Hybrid search combining traditional methods such as BM25 with semantic similarity - merges keyword-based search with semantic search to leverage the strengths of both approaches
Contextual retrieval that considers the full query context - enhances each chunk by automatically generating and appending additional context about how the chunk fits within the broader document before creating its embedding.
Custom-trained embedding models and rerankers - fine-tunes embedding models on domain-specific data and uses additional models to re-score initial search results for better accuracy
GraphRAG - introduces knowledge graphs into the retrieval process. Instead of relying solely on vector similarity (comparing numbers to find the most relevant ‘similar’ matches), GraphRAG extracts entities and relationships from your data, creating a structured representation that captures semantic connections.
For structured data, RAG can leverage text-to-SQL approaches, ranging from constrained query generation to full-fledged SQL synthesis. Semantic similarity search, implemented through tools like PGVector, enables efficient retrieval from structured databases.

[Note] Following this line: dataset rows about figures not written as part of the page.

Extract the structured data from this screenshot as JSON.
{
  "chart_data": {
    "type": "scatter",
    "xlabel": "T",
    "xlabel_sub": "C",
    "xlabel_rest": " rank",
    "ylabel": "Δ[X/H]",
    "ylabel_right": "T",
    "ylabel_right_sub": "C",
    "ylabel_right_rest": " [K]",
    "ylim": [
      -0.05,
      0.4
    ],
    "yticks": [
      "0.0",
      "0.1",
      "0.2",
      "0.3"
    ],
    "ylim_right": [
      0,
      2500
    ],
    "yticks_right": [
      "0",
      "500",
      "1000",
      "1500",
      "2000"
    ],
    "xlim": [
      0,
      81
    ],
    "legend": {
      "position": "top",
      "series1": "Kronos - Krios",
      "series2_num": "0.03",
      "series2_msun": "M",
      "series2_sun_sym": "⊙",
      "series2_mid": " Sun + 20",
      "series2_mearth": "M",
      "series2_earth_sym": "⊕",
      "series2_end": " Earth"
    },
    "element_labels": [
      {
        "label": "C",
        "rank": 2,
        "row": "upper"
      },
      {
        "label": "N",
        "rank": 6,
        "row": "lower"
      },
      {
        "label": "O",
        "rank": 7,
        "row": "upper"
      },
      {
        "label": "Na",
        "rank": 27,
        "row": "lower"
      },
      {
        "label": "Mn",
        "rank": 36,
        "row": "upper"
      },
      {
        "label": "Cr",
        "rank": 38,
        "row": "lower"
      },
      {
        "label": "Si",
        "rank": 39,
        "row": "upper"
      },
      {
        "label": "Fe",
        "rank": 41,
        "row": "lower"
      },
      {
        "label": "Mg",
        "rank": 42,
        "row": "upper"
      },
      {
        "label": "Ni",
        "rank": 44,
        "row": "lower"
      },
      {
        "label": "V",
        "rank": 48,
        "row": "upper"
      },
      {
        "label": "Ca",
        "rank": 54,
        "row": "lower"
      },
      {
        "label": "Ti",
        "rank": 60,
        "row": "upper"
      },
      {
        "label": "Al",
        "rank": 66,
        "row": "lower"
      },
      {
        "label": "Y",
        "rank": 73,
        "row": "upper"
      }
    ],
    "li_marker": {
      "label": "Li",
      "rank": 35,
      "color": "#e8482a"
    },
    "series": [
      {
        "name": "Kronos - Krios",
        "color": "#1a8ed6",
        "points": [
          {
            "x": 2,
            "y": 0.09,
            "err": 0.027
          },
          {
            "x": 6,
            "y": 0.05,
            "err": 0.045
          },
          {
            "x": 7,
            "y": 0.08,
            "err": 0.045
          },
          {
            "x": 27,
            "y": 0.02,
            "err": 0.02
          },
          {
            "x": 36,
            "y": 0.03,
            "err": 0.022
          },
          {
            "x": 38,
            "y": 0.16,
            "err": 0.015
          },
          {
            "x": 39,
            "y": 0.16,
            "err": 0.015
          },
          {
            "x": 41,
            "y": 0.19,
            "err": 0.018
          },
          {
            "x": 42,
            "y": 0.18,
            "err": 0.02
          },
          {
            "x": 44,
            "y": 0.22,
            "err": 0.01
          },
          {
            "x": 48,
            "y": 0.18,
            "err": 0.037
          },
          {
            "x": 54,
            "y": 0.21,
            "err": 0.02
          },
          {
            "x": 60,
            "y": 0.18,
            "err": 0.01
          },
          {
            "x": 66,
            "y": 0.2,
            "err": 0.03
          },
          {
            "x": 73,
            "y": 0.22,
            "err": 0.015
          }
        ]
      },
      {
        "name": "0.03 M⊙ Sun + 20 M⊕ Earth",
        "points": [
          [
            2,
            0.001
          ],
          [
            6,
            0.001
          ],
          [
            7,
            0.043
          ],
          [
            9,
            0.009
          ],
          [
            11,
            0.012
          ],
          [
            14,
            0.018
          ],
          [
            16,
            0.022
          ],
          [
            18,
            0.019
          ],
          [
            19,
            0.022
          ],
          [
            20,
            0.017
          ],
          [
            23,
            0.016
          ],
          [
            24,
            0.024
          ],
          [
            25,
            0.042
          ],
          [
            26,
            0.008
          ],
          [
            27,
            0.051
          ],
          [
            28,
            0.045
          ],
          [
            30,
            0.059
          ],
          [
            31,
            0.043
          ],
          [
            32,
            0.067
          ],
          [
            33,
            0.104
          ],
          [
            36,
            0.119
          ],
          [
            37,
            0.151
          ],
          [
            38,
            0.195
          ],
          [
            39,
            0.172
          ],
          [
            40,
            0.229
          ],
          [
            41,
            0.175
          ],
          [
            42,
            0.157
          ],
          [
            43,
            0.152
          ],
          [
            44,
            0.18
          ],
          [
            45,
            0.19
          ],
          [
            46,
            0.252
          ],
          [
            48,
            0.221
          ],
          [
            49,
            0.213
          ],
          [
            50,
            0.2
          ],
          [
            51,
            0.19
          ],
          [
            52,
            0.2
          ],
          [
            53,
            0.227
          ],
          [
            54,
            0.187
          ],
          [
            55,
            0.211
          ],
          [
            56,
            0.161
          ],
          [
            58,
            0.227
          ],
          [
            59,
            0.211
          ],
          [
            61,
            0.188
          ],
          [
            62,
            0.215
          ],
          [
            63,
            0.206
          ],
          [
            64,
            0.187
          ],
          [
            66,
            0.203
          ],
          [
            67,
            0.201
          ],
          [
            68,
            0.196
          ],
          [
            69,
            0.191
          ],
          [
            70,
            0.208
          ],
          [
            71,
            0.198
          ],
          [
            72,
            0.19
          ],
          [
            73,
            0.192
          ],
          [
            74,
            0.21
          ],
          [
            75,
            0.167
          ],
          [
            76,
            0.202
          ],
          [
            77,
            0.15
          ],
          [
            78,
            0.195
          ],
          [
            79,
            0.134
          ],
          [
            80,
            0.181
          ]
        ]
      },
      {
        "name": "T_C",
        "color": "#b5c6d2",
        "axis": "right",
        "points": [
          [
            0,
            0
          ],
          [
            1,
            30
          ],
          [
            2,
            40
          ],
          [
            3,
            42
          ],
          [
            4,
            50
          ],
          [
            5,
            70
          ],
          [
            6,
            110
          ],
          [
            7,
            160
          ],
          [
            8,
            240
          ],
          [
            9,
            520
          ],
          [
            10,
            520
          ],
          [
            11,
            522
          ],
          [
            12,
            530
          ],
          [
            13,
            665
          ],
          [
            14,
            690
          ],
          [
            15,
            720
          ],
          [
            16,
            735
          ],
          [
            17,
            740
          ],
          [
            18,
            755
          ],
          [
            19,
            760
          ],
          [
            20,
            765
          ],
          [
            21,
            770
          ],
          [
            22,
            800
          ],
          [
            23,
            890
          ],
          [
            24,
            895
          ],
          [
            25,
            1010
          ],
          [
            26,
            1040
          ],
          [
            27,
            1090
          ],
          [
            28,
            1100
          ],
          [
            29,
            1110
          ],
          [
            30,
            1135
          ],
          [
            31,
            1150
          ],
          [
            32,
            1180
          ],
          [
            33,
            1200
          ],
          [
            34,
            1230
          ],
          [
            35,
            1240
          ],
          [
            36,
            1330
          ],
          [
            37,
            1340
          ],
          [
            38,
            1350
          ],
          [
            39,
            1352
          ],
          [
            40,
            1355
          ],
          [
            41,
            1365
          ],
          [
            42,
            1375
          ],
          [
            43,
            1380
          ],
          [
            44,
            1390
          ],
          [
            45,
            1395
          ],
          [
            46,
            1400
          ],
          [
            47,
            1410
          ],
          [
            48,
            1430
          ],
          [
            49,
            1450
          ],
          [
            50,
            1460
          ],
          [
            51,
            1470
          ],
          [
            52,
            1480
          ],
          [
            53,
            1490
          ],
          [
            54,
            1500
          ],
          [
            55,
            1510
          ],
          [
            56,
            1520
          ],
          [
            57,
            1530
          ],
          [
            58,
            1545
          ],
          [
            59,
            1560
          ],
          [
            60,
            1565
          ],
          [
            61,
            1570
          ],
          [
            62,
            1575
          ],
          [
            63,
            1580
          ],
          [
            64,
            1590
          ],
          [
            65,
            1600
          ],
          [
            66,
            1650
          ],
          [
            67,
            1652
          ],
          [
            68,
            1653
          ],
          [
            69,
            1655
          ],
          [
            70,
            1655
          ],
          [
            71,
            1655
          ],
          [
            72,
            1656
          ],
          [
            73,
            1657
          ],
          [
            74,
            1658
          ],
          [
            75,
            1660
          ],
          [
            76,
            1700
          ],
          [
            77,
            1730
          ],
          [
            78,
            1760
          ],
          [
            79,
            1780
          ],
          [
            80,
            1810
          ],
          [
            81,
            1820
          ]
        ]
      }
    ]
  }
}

The effectiveness of these retrieval systems isn't left to chance. We must measure performance through metrics like recall, hit rate, and mean reciprocal rank. Read our iteration on RAG Evaluation to learn more about them. However, the actual test lies in user satisfaction – leading organizations increasingly track user feedback to ensure their RAG systems truly enhance the user experience.
RAG vs. Long Context
As we addressed in a previous iteration, while some argue that increasing context windows (like Gemini's 1.5 Flash and Pro, 2M tokens context window) might obviate the need for RAG, the reality is more nuanced. RAG offers several advantages over simply increasing context length by retrieving specific information rather than processing vast amounts of text and enhancing efficiency and speed.
RAG shines when (1) dealing with large datasets, (2) where processing time is critical, and (3) when the application needs to be cost-effective. This is especially important when utilizing an LLM through an API, as sending millions of tokens for every request to provide context can be expensive. In contrast, retrieval is highly efficient and cheap, allowing you to send just the right bits of information to your LLM.
The Future of RAG: Toward Intelligent Information Retrieval
The next frontier in RAG development lies in handling complex queries through what we might call "agentic" LLM applications. These systems can decompose complex queries into smaller components, launching multiple retrieval processes in parallel or sequence to gather comprehensive information. Ideally, automatically identifying if relevant information is missing before responding to reduce hallucinations. This approach mimics how a human researcher might break down a complex question into smaller, manageable research tasks.
Such systems represent a significant step toward more sophisticated information retrieval and synthesis, potentially revolutionizing how we interact with knowledge bases and document collections.
Conclusion
RAG isn't just another technical innovation—it's a fundamental shift in approaching AI-powered information coupling retrieval and generation. By bridging the gap between LLMs and real-world knowledge bases, RAG is helping create more reliable, trustworthy, and useful AI systems. As we continue to push the boundaries of what's possible with LLMs, RAG will undoubtedly play a crucial role in shaping the future of AI-powered information systems.